今回の最高裁の判断も、このように分離しているのだから、原則どおり、そちらで判断してもらえば良いというスタンスです。

 

財産開示も強制執行の一つ

財産開示手続きは、民事執行法で規定されている手続で、強制執行手続の一つといえます。

法律の制定経緯や、学説や裁判例でも、強制執行手続と違い、弁済による請求権の消滅で執行抗告ができるという発想はありませんでした。

つまり、他の強制執行手続と同じ性質だといえます。


財産開示手続きの申立人を「執行力のある債務名義の正本を持つ金銭債権者」と定めています。

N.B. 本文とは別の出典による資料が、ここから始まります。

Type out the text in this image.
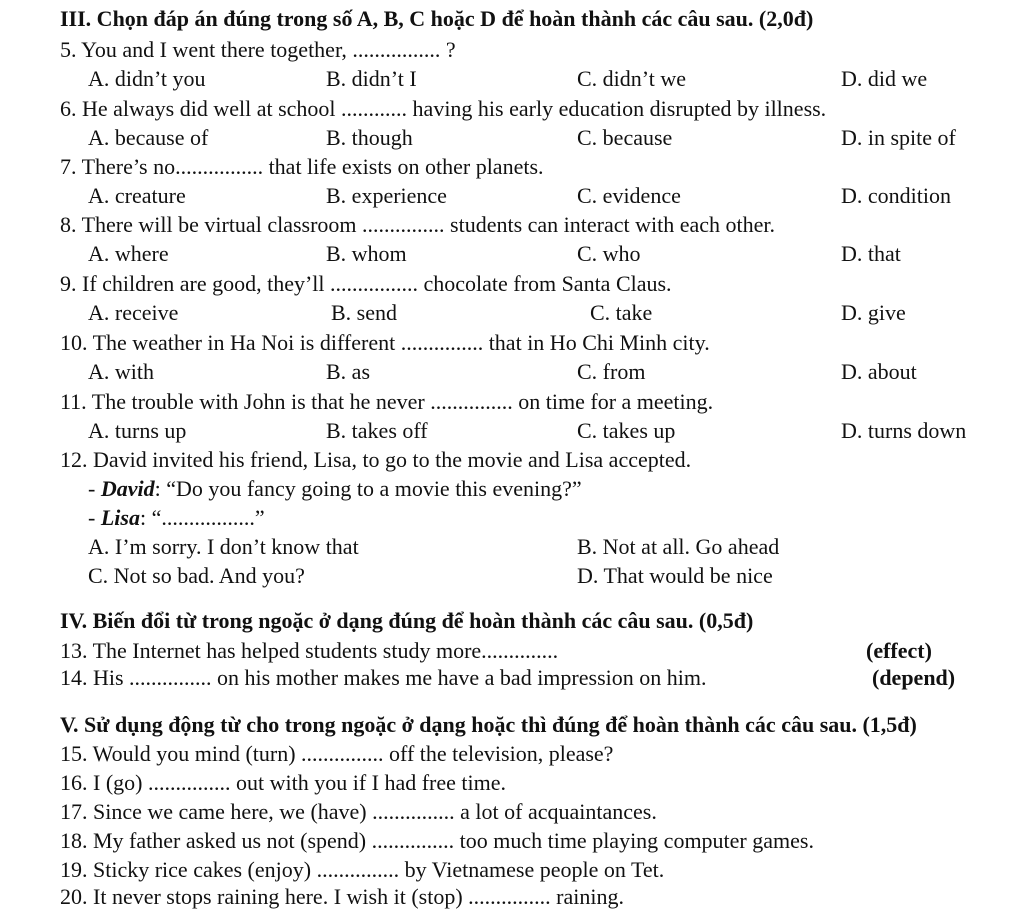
III. Chọn đáp án đúng trong số A, B, C hoặc D để hoàn thành các câu sau. (2,0đ)
5. You and I went there together, ................ ?
A. didn’t you	B. didn’t I	C. didn’t we	D. did we
6. He always did well at school ............ having his early education disrupted by illness.
A. because of	B. though	C. because	D. in spite of
7. There’s no................ that life exists on other planets.
A. creature	B. experience	C. evidence	D. condition
8. There will be virtual classroom ............... students can interact with each other.
A. where	B. whom	C. who	D. that
9. If children are good, they’ll ................ chocolate from Santa Claus.
A. receive	B. send	C. take	D. give
10. The weather in Ha Noi is different ............... that in Ho Chi Minh city.
A. with	B. as	C. from	D. about
11. The trouble with John is that he never ............... on time for a meeting.
A. turns up	B. takes off	C. takes up	D. turns down
12. David invited his friend, Lisa, to go to the movie and Lisa accepted.
- David: “Do you fancy going to a movie this evening?”
- Lisa: “.................”
A. I’m sorry. I don’t know that	B. Not at all. Go ahead
C. Not so bad. And you?	D. That would be nice
IV. Biến đổi từ trong ngoặc ở dạng đúng để hoàn thành các câu sau. (0,5đ)
13. The Internet has helped students study more..............	(effect)
14. His ............... on his mother makes me have a bad impression on him.	(depend)
V. Sử dụng động từ cho trong ngoặc ở dạng hoặc thì đúng để hoàn thành các câu sau. (1,5đ)
15. Would you mind (turn) ............... off the television, please?
16. I (go) ............... out with you if I had free time.
17. Since we came here, we (have) ............... a lot of acquaintances.
18. My father asked us not (spend) ............... too much time playing computer games.
19. Sticky rice cakes (enjoy) ............... by Vietnamese people on Tet.
20. It never stops raining here. I wish it (stop) ............... raining.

誰でもできるわけではなく、判決等の権利の存在を示す書類が必要なのです。

このような仕組みから考えると、他の強制執行と同じく、財産開示手続きの実施で、請求債権の存在を執行裁判所が調査・判断する必要はないといえます。

ここで権利の有無を判断していては、手続が分離している趣旨に反するといえます。

結局、財産開示手続きにおいても、請求債権の存在について不服がある場合なら、請求異議の訴えや執行停止の裁判手続などで争うことが想定されているといえるでしょう。

今回の最高裁は、これを改めて確認したものといえます。

 

元夫としては、未払いの養育費はすべて払ったのに、なぜ財産開示をしなければならんのだ、と感じるかもしれませんが、それは別手続でしましょうという判断でした。